Paylaş
Artık masa başı işim olsun, ‘Sabah 9-akşam 5’ devri kapandı. Bunu özellikle gençlerimize öğütlüyoruz. Neden? Çünkü genç işsizlerin oranı yüzde 26-27 seviyelerinde seyrediyor. Her yıl işgücü piyasasına 800 bin kişi dahil oluyor. Buna karşılık devlet bütün imkanlarını kullanarak ancak 80 bin kişilik kadro açtı 2010 için.
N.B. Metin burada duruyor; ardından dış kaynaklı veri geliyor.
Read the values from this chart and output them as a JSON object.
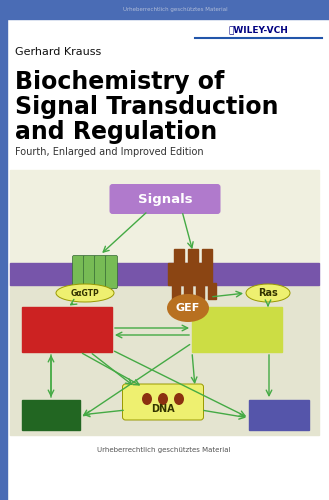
{
  "bg_color": "#ffffff",
  "top_bar_color": "#4a6cb5",
  "top_bar_text": "Urheberrechtlich geschütztes Material",
  "top_bar_text_color": "#b0bcd8",
  "wiley_text": "ⓇWILEY-VCH",
  "wiley_color": "#000080",
  "wiley_line_color": "#2255aa",
  "author": "Gerhard Krauss",
  "title_line1": "Biochemistry of",
  "title_line2": "Signal Transduction",
  "title_line3": "and Regulation",
  "edition": "Fourth, Enlarged and Improved Edition",
  "bottom_text": "Urheberrechtlich geschütztes Material",
  "membrane_color": "#7755aa",
  "signals_box_color": "#b07acc",
  "signals_text": "Signals",
  "gef_color": "#b87020",
  "ras_text": "Ras",
  "gagtp_text": "GαGTP",
  "red_box_color": "#cc2222",
  "green_box_color": "#226622",
  "yellow_box_color": "#ccdd44",
  "blue_box_color": "#5555aa",
  "dna_box_color": "#eef070",
  "dna_text": "DNA",
  "arrow_color": "#44aa44",
  "left_bar_color": "#4a6cb5",
  "receptor_color": "#8B4513",
  "cylinder_color": "#77bb55",
  "cylinder_edge": "#336633",
  "upper_diag_bg": "#f0f0e0",
  "lower_diag_bg": "#e4e4d0",
  "diag_border": "#aaaaaa",
  "gagtp_fill": "#eef070",
  "gagtp_edge": "#999900",
  "ras_fill": "#eef070",
  "ras_edge": "#999900"
}
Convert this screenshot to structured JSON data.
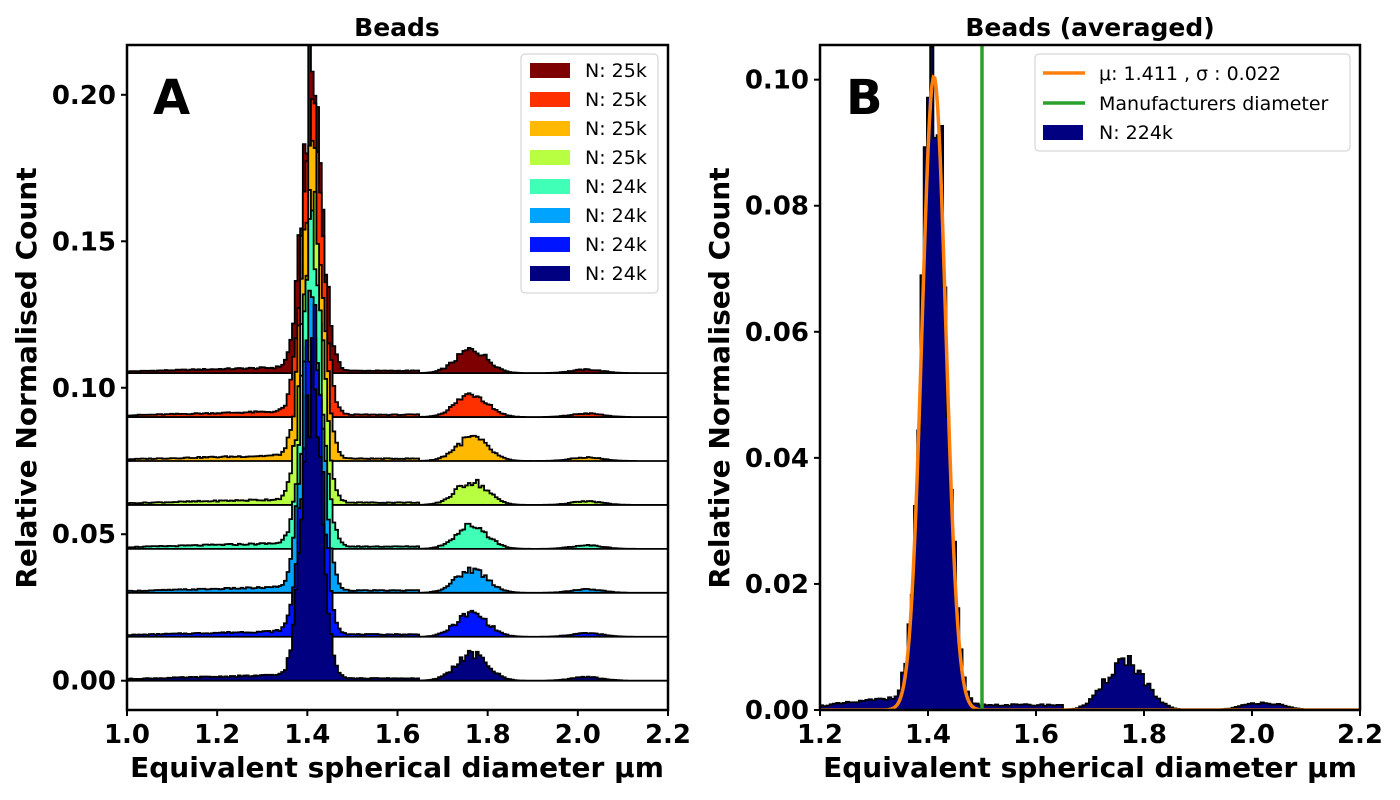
{
  "chart_data": [
    {
      "type": "histogram",
      "panel_letter": "A",
      "title": "Beads",
      "xlabel": "Equivalent spherical diameter µm",
      "ylabel": "Relative Normalised Count",
      "xlim": [
        1.0,
        2.2
      ],
      "ylim": [
        -0.01,
        0.217
      ],
      "xticks": [
        "1.0",
        "1.2",
        "1.4",
        "1.6",
        "1.8",
        "2.0",
        "2.2"
      ],
      "yticks": [
        "0.00",
        "0.05",
        "0.10",
        "0.15",
        "0.20"
      ],
      "legend_position": "top-right",
      "series": [
        {
          "name": "N: 25k",
          "color": "#7f0000",
          "offset": 0.105,
          "peak_main": 0.101,
          "peak_second": 0.008
        },
        {
          "name": "N: 25k",
          "color": "#ff3000",
          "offset": 0.09,
          "peak_main": 0.1,
          "peak_second": 0.008
        },
        {
          "name": "N: 25k",
          "color": "#ffb900",
          "offset": 0.075,
          "peak_main": 0.099,
          "peak_second": 0.008
        },
        {
          "name": "N: 25k",
          "color": "#b7ff40",
          "offset": 0.06,
          "peak_main": 0.098,
          "peak_second": 0.008
        },
        {
          "name": "N: 24k",
          "color": "#40ffb7",
          "offset": 0.045,
          "peak_main": 0.099,
          "peak_second": 0.008
        },
        {
          "name": "N: 24k",
          "color": "#00a4ff",
          "offset": 0.03,
          "peak_main": 0.098,
          "peak_second": 0.008
        },
        {
          "name": "N: 24k",
          "color": "#0014ff",
          "offset": 0.015,
          "peak_main": 0.1,
          "peak_second": 0.008
        },
        {
          "name": "N: 24k",
          "color": "#000080",
          "offset": 0.0,
          "peak_main": 0.101,
          "peak_second": 0.009
        }
      ]
    },
    {
      "type": "histogram",
      "panel_letter": "B",
      "title": "Beads (averaged)",
      "xlabel": "Equivalent spherical diameter µm",
      "ylabel": "Relative Normalised Count",
      "xlim": [
        1.2,
        2.2
      ],
      "ylim": [
        0.0,
        0.1055
      ],
      "xticks": [
        "1.2",
        "1.4",
        "1.6",
        "1.8",
        "2.0",
        "2.2"
      ],
      "yticks": [
        "0.00",
        "0.02",
        "0.04",
        "0.06",
        "0.08",
        "0.10"
      ],
      "legend_position": "top-right",
      "fit": {
        "label_mu": "μ: 1.411 , σ : 0.022",
        "mu": 1.411,
        "sigma": 0.022,
        "amplitude": 0.1005,
        "color": "#ff7f0e"
      },
      "vline": {
        "label": "Manufacturers diameter",
        "x": 1.5,
        "color": "#2ca02c"
      },
      "histogram": {
        "name": "N: 224k",
        "color": "#000080",
        "peak_main": 0.099,
        "peak_second": 0.008
      }
    }
  ]
}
Ya geriye kalan bu kadar işsiz nasıl istihdam edilecek? Bunun cevabı girişimcilikte yatıyor. Türkiye’de istihdamın yüzde 90’ını özel sektör sağlıyor. Bunun yüzde 90’ını Küçük ve Orta Ölçekli İşletmeler oluşturuyor. O halde devletin istihdam sorununu çözmek için yapacağı tek şey, KOBİ’lerin sayısını artırmak, yani girişimcileri teşvik etmek.
Üç elin, on elin sesi
Girişimciliğin bireysel değil, ortaklıklarla yapılması çok önemlidir. Bu modelin uygulanabilirliğini, Salihli’de son yıllardaki ortak girişimlerle gözler önüne sermeye çalışıyoruz. Lidya Sardes Otel, 12 girişimcinin el ele vermesiyle gerçekleşti. Burada bir atasözümüzü hatırlatmakta yarar var:
‘Bir elin nesi var, iki elin sesi var.’ Varın düşünün, üç elin, on elin vereceği sesi.
Tek kişilik şirketler bir süre sonra batmaya mahkumdur. Ama ortak olarak kurulmuş, hele de kurumsallaşmış bir şirketin ne kadar uzun ömürlü olabileceği konusunda önümüzde pek çok örnek var. O yüzden bir çağrıda bulunmak istiyorum. Bugünlerde banka kredileri oldukça uygunken, sermayesi olan sermayesini ortaya koysun, olmayan bankadan kredi çeksin. İki kişi, beş kişi bir araya gelip, ortak girişim kurun. İnanın pişman olmayacak, çocuklarınıza, torunlarınıza şimdiden iş sahası yaratmış olacaksınız.”
* * *
Yukarıdaki görüşler 2 Mart 2010’da yer aldı bu köşede. Salihli Ticaret ve Sanayi Odası Yönetim Kurulu Başkanı Talat Zurnacı’nın, “Salihli Vizyon” dergisindeki, “Girişimciliğe davet” başlıklı yazısından. Sonra bir kaç kez konuk ettim yine burada. Hepsinde de okuduktan sonra haberi oldu.
Turizm bölgesi heyecanı
Örneğin, “Beklentimiz, Kurşunlu Termal Turizm Merkezi’ne büyük otel zincirlerinin yatırım yapması. 5-10 yıl içinde bu bölgenin sağlık turizminde önemli bir destinasyon olması, yerli ve yabancı turistlerin gözdesi haline gelmesi konusunda her türlü çabayı gösteriyoruz” diyordu.
Ya odun köfte markası
Salihli’nin ünlü odun köftesinin markalaşması farklı bir heyecan:
“Türk Patent Enstitüsü’ne başvurduk. Odun köfteye, ‘Mahreç işareti’ alarak, bunu yöresel bir lezzet olarak coğrafi işaret korumasına aldık.
Bu ne demek? Her önüne gelenin, ‘Ben odun köfte yapıyorum’ diyerek ortaya çıkmaması ve gerçek odun köftenin temsilcileri olan Salihlili esnafı korumak demek. Markanın, Salihli Ticaret ve Sanayi Odası’nın himayesine alınması demek. Gönül rahatlığıyla lezzetli, hijyenik ve sağlıklı köfte yemek isteyen tüketicinin de haklarını korumak demek.”
* * *
Bu örnekleri neden mi verdim? Belki, yakın çevreleri, bölgeleri, ülkeleri için kafa yormak isteyenler vardır. Onlara esin kaynağı olması için.
Evet, “Ben” değil, “Biz” diyen, her zaman girişimci ve hep gülen, bizi zamansız birakıp ışıklara giden adama, Talat Zurnacı’ya uğurlar olsun.